The First Step Of Enlightenment In Interpersonal Relationships Is To Abandon Expectations.

Oh the possibilities. The ...potential..

The dreams... That I will punish and hurt for if you don't deliver to me when you tease me like an unsuspecting fool I will ruin you and bury you if you do not give me my hearts content

Ok maybe not. But this is how most people live in relationships. We don't fall in love with each other anymore. we fall in love with our own internal fantasies of who the other could be. I'm not saying if you really loved someone you'd view all of their faults as positives but you would ACCEPT all aspects of them. This is the function within our culture. so much of our time is spent trying to create the honeymoon period of connection with our partner that we forget to mention that we're deeply ******* flawed. This ones out there for you and for those of you who feel you're not good enough: the secret they never tell you is that no one is. Cause Nobody deserves to be loved. But noone deserves to be alone.l It's not something you earn it's something you receive and the other person can't even help it. If anyone told you to be selfish in love they're ignoring human nature we can't help who we love. So how can I hold it against you when you don't love me back?

this time around I don't want to fall in love with some fantasy in my mind about who she could be, with the idea of love. I want to fall in love with what's right in front of my face, and cherish it until the end. I want to love whoever she is in all the places that are bruised and broken and that she doesn't dare show the world because they would never understand. But I do.

I want to love the scars all over her body, if there are scars at all and the bruises that lay in the back of  her mind. The weaty distrust I had to work through even though it drove me crazy and the fact that we've learned how to have a fight.

I don't want to brace myself for goodbye every time something goes wrong because it's what i've known so i've learned that if I want you I had better damn well actually love you and not some idea of you...

Whenever she falters or falls short I want to be there telling her we all make mistakes and we're human after all and teaching her to be gentle with her pain and how to cry.

I say all of this because it's what I'd want back.

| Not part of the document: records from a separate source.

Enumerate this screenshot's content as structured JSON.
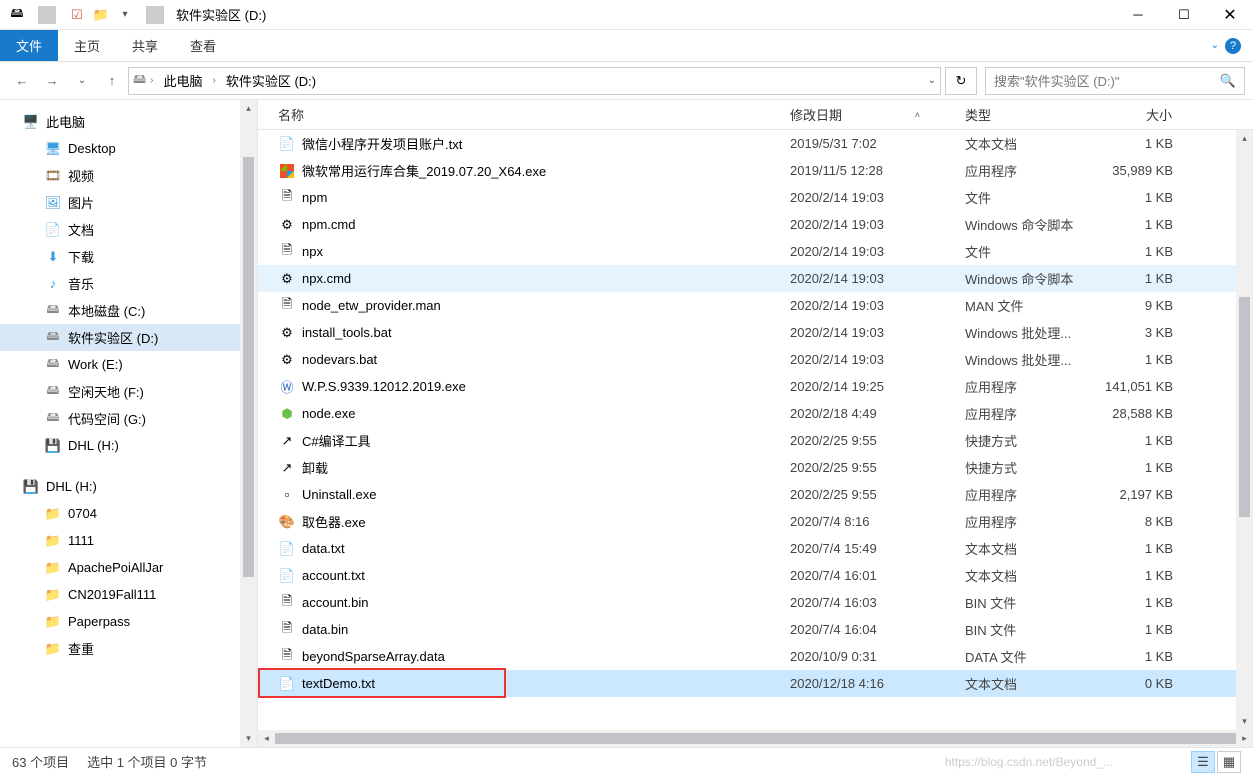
{
  "titlebar": {
    "title": "软件实验区 (D:)"
  },
  "ribbon": {
    "file": "文件",
    "home": "主页",
    "share": "共享",
    "view": "查看"
  },
  "breadcrumb": {
    "pc": "此电脑",
    "loc": "软件实验区 (D:)"
  },
  "search": {
    "placeholder": "搜索\"软件实验区 (D:)\""
  },
  "tree": [
    {
      "label": "此电脑",
      "icon": "pc",
      "depth": 0
    },
    {
      "label": "Desktop",
      "icon": "desktop",
      "depth": 1
    },
    {
      "label": "视频",
      "icon": "video",
      "depth": 1
    },
    {
      "label": "图片",
      "icon": "pic",
      "depth": 1
    },
    {
      "label": "文档",
      "icon": "doc",
      "depth": 1
    },
    {
      "label": "下载",
      "icon": "down",
      "depth": 1
    },
    {
      "label": "音乐",
      "icon": "music",
      "depth": 1
    },
    {
      "label": "本地磁盘 (C:)",
      "icon": "disk",
      "depth": 1
    },
    {
      "label": "软件实验区 (D:)",
      "icon": "disk",
      "depth": 1,
      "selected": true
    },
    {
      "label": "Work (E:)",
      "icon": "disk",
      "depth": 1
    },
    {
      "label": "空闲天地 (F:)",
      "icon": "disk",
      "depth": 1
    },
    {
      "label": "代码空间 (G:)",
      "icon": "disk",
      "depth": 1
    },
    {
      "label": "DHL (H:)",
      "icon": "sd",
      "depth": 1
    },
    {
      "label": "",
      "icon": "",
      "depth": 0
    },
    {
      "label": "DHL (H:)",
      "icon": "sd",
      "depth": 0
    },
    {
      "label": "0704",
      "icon": "folder",
      "depth": 1
    },
    {
      "label": "1111",
      "icon": "folder",
      "depth": 1
    },
    {
      "label": "ApachePoiAllJar",
      "icon": "folder",
      "depth": 1
    },
    {
      "label": "CN2019Fall111",
      "icon": "folder",
      "depth": 1
    },
    {
      "label": "Paperpass",
      "icon": "folder",
      "depth": 1
    },
    {
      "label": "查重",
      "icon": "folder",
      "depth": 1
    }
  ],
  "columns": {
    "name": "名称",
    "date": "修改日期",
    "type": "类型",
    "size": "大小"
  },
  "files": [
    {
      "name": "微信小程序开发项目账户.txt",
      "date": "2019/5/31 7:02",
      "type": "文本文档",
      "size": "1 KB",
      "icon": "txt"
    },
    {
      "name": "微软常用运行库合集_2019.07.20_X64.exe",
      "date": "2019/11/5 12:28",
      "type": "应用程序",
      "size": "35,989 KB",
      "icon": "msexe"
    },
    {
      "name": "npm",
      "date": "2020/2/14 19:03",
      "type": "文件",
      "size": "1 KB",
      "icon": "file"
    },
    {
      "name": "npm.cmd",
      "date": "2020/2/14 19:03",
      "type": "Windows 命令脚本",
      "size": "1 KB",
      "icon": "cmd"
    },
    {
      "name": "npx",
      "date": "2020/2/14 19:03",
      "type": "文件",
      "size": "1 KB",
      "icon": "file"
    },
    {
      "name": "npx.cmd",
      "date": "2020/2/14 19:03",
      "type": "Windows 命令脚本",
      "size": "1 KB",
      "icon": "cmd",
      "hover": true
    },
    {
      "name": "node_etw_provider.man",
      "date": "2020/2/14 19:03",
      "type": "MAN 文件",
      "size": "9 KB",
      "icon": "file"
    },
    {
      "name": "install_tools.bat",
      "date": "2020/2/14 19:03",
      "type": "Windows 批处理...",
      "size": "3 KB",
      "icon": "cmd"
    },
    {
      "name": "nodevars.bat",
      "date": "2020/2/14 19:03",
      "type": "Windows 批处理...",
      "size": "1 KB",
      "icon": "cmd"
    },
    {
      "name": "W.P.S.9339.12012.2019.exe",
      "date": "2020/2/14 19:25",
      "type": "应用程序",
      "size": "141,051 KB",
      "icon": "wps"
    },
    {
      "name": "node.exe",
      "date": "2020/2/18 4:49",
      "type": "应用程序",
      "size": "28,588 KB",
      "icon": "node"
    },
    {
      "name": "C#编译工具",
      "date": "2020/2/25 9:55",
      "type": "快捷方式",
      "size": "1 KB",
      "icon": "lnk"
    },
    {
      "name": "卸载",
      "date": "2020/2/25 9:55",
      "type": "快捷方式",
      "size": "1 KB",
      "icon": "lnk"
    },
    {
      "name": "Uninstall.exe",
      "date": "2020/2/25 9:55",
      "type": "应用程序",
      "size": "2,197 KB",
      "icon": "exe"
    },
    {
      "name": "取色器.exe",
      "date": "2020/7/4 8:16",
      "type": "应用程序",
      "size": "8 KB",
      "icon": "picker"
    },
    {
      "name": "data.txt",
      "date": "2020/7/4 15:49",
      "type": "文本文档",
      "size": "1 KB",
      "icon": "txt"
    },
    {
      "name": "account.txt",
      "date": "2020/7/4 16:01",
      "type": "文本文档",
      "size": "1 KB",
      "icon": "txt"
    },
    {
      "name": "account.bin",
      "date": "2020/7/4 16:03",
      "type": "BIN 文件",
      "size": "1 KB",
      "icon": "file"
    },
    {
      "name": "data.bin",
      "date": "2020/7/4 16:04",
      "type": "BIN 文件",
      "size": "1 KB",
      "icon": "file"
    },
    {
      "name": "beyondSparseArray.data",
      "date": "2020/10/9 0:31",
      "type": "DATA 文件",
      "size": "1 KB",
      "icon": "file"
    },
    {
      "name": "textDemo.txt",
      "date": "2020/12/18 4:16",
      "type": "文本文档",
      "size": "0 KB",
      "icon": "txt",
      "selected": true,
      "redbox": true
    }
  ],
  "status": {
    "count": "63 个项目",
    "selection": "选中 1 个项目 0 字节",
    "watermark": "https://blog.csdn.net/Beyond_..."
  }
}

yes I have learned that the first rung of enlightenment is to seize expectations for we will get attached to them and punish each other when we don't get what we want. It's not that I hunger for one that has caused my suffering but that I punish myself her and the WORLD when she doesn't yield to my desires. Hence I have suffered.

No more. It's time for a new paradigm of romantic love: conscious romance.


 I would love you anyways. Flawed as can be.